Je flottais sur un petit nuage fait de stupeur et de béatitude. Plusieurs fois, il m'arrivait de me réveiller en pleine nuit, hébété, en me demandant si j'avais rêvé de cela, ou bien si c'était bel et bien la réalité, et ce tourment qui me maintenant dans l'incertitude entre l'espoir et le rêve me maintenait éveillé jusqu'au lever du jour.

Mais il me suffisait de la voir une fois, de croiser son regard, de recevoir son sourire, et mes doutes nocturnes s'envolaient aussitôt – ne restait plus au creux de ma poitrine qu'une douce chaleur, et une terrible envie de faire part au monde de l'éclat nouveau qui m'animait. Je me taisais, cependant, à grand peine. Je m'étais toujours délecté des secrets ; peut-être aurais-je dû avoir honte de cet état de fait. Mais, même si Menegroth entier devait à l'heure actuelle connaître mes sentiments pour Galadriel, il y avait quelque chose qu'ils ignoraient tous ; c'était que mes sentiments m'étaient rendus, et qu'elle m'avait promis sa main. Alors je laissais Galathil ruminer qu'elle ferait mon malheur, je laissais Oropher me dévisager comme s'il ne me reconnaissait pas, je les laissais tous et je les regardais avec hauteur, car Galadriel était mienne et ils ne le savaient pas...

Rien, en apparence, n'avait changé dans nos rapports. Nous nous retrouvions toujours, par des hasards des plus hasardeux, tantôt à la bibliothèque, dans les vergers, au détour d'un couloir. Elle me faisait passer de discrets billets pour m'inviter à partager une soirée avec elle dans ses appartements. Je m'y rendais toujours habillé comme pour une cérémonie importante, les bras chargés de fleurs, d'un flacon de vin subtilisé aux cuisines, ou d'une quelconque autre broutille que je souhaitais lui offrir. Elle me remerciait toujours en riant de mes présents.

Un jour, je vins avec une couronne de Niphredil et d'Elanor tressée par mes soins. Ses yeux s'illuminèrent de surprise et de joie ; et quand, avec délicatesse, je la déposais sur sa chevelure en affirmant qu'elle était la juste parure pour la Dame de Lumière, elle émit un léger rire, et, penchant la tête, déposa ses lèvres sur les miennes.

Je réalisais alors que c'était notre premier baiser ; il avait un goût d'espoir, les couleurs de mes rêves, et le parfum des cheveux d'or de Galadriel frôlant mes joues mêlait les fleurs brillantes de rosée et la Soleil éclosant à l'est quand viens le matin.

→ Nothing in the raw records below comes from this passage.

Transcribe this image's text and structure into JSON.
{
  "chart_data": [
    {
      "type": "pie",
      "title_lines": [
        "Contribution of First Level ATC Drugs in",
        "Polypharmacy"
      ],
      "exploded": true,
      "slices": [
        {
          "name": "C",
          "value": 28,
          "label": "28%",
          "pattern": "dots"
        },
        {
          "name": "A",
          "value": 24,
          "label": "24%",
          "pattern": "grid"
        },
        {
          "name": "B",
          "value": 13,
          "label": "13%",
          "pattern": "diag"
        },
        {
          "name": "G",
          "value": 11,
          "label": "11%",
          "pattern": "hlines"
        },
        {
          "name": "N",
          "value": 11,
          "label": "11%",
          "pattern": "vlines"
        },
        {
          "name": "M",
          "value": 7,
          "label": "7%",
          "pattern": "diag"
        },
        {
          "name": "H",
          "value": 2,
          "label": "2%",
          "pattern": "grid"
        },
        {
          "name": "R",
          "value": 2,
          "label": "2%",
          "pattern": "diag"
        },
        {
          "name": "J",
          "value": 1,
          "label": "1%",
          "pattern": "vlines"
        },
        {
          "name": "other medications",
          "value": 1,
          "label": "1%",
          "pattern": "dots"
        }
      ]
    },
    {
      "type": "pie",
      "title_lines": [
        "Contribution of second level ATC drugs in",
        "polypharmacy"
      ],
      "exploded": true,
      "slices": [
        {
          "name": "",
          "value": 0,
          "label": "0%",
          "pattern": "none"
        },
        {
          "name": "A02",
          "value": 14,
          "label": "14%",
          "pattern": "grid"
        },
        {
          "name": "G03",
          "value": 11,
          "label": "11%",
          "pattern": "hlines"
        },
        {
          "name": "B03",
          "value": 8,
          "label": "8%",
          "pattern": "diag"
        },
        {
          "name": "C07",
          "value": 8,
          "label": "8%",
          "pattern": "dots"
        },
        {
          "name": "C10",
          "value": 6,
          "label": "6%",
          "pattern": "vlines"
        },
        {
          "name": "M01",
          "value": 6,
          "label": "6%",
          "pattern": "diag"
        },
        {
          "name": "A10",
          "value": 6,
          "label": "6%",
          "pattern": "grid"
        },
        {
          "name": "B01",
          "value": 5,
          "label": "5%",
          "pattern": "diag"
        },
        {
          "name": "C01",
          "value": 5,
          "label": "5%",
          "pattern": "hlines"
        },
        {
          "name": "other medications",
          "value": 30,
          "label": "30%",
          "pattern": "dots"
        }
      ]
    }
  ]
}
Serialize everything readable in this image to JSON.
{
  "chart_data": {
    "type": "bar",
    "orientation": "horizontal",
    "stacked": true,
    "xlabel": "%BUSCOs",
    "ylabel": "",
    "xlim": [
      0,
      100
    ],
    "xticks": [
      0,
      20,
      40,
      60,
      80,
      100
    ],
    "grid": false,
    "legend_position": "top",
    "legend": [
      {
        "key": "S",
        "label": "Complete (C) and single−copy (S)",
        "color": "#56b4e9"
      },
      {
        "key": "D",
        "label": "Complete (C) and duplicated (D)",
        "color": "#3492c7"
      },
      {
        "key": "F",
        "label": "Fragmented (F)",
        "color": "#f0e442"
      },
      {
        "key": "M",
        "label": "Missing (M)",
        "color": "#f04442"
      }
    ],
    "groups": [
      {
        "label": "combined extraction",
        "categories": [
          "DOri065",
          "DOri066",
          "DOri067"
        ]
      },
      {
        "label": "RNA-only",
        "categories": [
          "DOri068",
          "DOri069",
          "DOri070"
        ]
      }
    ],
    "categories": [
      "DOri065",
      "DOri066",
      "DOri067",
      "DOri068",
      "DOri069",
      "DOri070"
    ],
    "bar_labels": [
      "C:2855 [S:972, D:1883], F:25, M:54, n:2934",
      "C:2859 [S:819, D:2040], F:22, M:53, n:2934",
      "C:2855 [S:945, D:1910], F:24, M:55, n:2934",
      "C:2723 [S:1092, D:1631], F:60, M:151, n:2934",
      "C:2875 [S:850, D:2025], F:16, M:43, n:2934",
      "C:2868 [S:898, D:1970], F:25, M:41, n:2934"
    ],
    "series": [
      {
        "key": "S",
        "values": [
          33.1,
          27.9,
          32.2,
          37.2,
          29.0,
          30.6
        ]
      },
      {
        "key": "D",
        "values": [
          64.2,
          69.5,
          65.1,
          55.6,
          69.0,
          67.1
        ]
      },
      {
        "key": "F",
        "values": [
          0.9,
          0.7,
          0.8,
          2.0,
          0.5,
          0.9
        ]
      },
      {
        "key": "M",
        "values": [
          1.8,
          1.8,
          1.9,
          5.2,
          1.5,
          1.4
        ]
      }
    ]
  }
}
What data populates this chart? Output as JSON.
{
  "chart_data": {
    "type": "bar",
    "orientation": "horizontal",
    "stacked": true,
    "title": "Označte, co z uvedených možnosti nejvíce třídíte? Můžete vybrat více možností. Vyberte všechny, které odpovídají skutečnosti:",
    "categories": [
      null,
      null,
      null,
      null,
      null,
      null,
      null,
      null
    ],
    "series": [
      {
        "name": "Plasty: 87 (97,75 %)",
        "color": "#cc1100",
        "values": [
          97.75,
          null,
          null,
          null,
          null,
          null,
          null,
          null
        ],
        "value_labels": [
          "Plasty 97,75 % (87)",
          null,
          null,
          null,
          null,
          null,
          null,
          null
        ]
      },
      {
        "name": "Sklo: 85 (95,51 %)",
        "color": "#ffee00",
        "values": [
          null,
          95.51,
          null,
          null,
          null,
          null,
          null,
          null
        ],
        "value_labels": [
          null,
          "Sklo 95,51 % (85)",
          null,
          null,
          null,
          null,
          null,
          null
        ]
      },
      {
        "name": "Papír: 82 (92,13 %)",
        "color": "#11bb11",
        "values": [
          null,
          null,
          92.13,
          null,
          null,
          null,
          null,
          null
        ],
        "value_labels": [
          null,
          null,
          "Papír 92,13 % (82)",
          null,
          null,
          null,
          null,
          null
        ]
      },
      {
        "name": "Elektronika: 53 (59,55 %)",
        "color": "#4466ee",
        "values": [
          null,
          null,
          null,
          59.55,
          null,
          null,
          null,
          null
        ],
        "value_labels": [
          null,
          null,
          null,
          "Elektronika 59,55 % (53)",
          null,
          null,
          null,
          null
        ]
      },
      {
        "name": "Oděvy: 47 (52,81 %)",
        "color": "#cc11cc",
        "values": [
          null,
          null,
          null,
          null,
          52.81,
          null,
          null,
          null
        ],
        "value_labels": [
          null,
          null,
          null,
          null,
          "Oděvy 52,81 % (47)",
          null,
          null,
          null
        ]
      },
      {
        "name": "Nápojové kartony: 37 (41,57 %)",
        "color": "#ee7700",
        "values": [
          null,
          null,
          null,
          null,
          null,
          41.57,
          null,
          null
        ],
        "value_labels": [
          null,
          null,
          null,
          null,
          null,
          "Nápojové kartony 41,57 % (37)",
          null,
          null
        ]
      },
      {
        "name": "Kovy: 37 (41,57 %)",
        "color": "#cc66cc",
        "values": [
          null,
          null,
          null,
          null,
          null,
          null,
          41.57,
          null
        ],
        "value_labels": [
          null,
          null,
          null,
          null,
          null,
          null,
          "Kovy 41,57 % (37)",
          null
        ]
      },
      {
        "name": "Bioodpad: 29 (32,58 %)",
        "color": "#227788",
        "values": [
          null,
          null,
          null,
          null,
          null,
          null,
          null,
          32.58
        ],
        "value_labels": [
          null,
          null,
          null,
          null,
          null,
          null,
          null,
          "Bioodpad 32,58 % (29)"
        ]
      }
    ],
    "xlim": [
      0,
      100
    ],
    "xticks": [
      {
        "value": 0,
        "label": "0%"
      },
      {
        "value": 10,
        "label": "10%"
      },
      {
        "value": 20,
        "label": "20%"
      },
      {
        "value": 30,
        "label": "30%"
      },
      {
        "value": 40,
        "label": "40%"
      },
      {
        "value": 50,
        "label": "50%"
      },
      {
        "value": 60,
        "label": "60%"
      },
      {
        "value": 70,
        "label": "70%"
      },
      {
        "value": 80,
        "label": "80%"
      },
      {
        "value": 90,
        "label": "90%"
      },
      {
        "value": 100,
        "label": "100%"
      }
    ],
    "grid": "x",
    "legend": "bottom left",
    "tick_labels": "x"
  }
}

Depuis ce jour, je cessais de me morfondre la nuit et de remâcher mes doutes, car je me souvenais encore de ce baiser, léger et pourtant si profond, qu'elle m'avait donné, comme une promesse, une vérité.

Nous partagions nos repas face à face, le plus souvent en silence, en nous observant à la dérobée comme deux adolescents, au grand amusement de la Reine, qui heureusement avait la décence de ne faire aucun commentaire. Oropher, en revanche, était blessé que je le délaisse, et plus encore que je ne l'aie pas informé de ma persistance de mon désir pour Galadriel. Tenu au courant par Galathil, qui dans sa jalousie ne devait pas lui avoir brossé un glorieux portrait de ma dame, il semblait lui aussi croire que je faisais erreur et que je devais couper tout lien avec elle, avec que ces liens ne deviennent d'inextricables chaînes. J'avais trouvé la métaphore assez jolie, mais n'avais rien répliqué ; je me contentais raisonnablement d'éluder le sujet chaque fois qu'il l'abordait – et cela arrivait assez souvent.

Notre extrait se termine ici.